In 2010, the Australian government introduced its Data Center Strategy 2010-2025, focusing on policies and regulations for increased cloud adoption and driving investments in the industry. Its success is clearly evidenced by Australia’s high scores across issuing construction permits, energy security, and global cybersecurity. Due to its size, Australia has one of the longest electricity networks in the world, which contributes to high prices of electricity. Geographically, Australia is well connected to AsiaPacific, via submarine cables across the region. As such, Australia continues to be an attractive investment location for further expansion in the area.
Its population and economic growth over the last decades make China the world’s largest internal market for data technology and services. It is in the midst of a digital transformation on a massive scale. China is a pioneer in the adoption of smart city initiatives, which has increased use of cloud-based services in the country. The hi-tech sector is experiencing phenomenal growth. More than 70% of the population is using e-commerce for commercial and non-commercial activities. All of this is driving high demand for data centers. Ultimately, China remains a challenging market, especially for foreign investors, due to the difficulties in obtaining construction permits and the country’s relatively low score on energy security.
Thailand is one of the largest economies in Southeast Asia, and despite its low ranking in GDP per capita, its economy is forecast to grow by 4 per cent in 2021, following a contraction last year. The country has a relatively benign regulatory environment, based on its ability to support construction through Environmental Impact Assessments. Thailand ranks high on cybersecurity and has favorable electricity prices, making it an attractive investment destination for data center operators. This is underpinned by the new Thailand 4.0 initiative and stimulus plans, which seek to stimulate further development of the technology cluster within the country.

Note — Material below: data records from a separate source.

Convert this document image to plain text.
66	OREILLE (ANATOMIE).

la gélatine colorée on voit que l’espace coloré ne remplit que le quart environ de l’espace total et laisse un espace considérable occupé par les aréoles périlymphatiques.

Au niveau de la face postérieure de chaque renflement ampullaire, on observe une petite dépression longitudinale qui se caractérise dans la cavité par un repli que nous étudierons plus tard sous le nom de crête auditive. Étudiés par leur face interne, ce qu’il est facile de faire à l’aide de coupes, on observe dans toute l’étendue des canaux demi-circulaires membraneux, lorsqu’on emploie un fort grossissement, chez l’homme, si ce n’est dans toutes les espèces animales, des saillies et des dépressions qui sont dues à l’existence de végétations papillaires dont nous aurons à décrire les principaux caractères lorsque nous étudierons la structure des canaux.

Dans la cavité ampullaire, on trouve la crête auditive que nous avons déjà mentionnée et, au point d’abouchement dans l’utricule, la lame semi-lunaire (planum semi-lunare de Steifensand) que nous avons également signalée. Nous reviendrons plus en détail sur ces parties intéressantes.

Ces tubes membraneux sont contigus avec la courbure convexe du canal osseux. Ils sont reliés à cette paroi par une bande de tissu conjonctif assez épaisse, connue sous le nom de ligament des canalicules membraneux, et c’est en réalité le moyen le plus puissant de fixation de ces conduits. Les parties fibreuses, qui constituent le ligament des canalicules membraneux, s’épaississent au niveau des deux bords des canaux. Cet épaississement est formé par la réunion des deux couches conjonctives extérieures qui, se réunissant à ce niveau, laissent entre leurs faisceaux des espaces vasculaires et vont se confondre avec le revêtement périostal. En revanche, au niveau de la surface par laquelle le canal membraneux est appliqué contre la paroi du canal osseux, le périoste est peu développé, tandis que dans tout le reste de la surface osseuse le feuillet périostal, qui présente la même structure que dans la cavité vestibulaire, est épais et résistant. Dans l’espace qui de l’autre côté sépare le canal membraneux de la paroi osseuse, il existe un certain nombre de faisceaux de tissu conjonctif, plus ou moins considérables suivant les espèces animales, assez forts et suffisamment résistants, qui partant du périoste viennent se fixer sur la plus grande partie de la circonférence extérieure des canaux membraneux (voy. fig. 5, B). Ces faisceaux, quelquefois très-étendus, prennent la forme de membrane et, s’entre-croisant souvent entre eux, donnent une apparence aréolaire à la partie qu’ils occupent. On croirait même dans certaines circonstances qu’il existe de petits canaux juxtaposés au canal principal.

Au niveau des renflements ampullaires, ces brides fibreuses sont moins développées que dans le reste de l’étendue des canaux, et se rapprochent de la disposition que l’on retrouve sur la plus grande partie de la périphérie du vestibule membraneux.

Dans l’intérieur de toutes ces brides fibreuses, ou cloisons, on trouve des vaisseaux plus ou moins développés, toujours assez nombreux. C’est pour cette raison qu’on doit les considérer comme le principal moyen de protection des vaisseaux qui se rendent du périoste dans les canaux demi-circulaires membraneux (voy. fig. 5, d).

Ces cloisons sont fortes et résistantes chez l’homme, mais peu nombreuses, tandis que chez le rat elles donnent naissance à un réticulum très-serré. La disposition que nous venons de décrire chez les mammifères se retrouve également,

Although India’s GPD per capita is low, thanks to a well-educated population of over 1.3 billion, the country had the second highest GDP growth in the world in 2019, at 6.1 per cent. Despite poor scores across mobile broadband penetration, energy security, its approach to cybersecurity and the price of electricity, the country will continue to rise in importance in the global economy. Further growth in India’s IT infrastructure and an increase in new internet companies will drive demand for new data centers.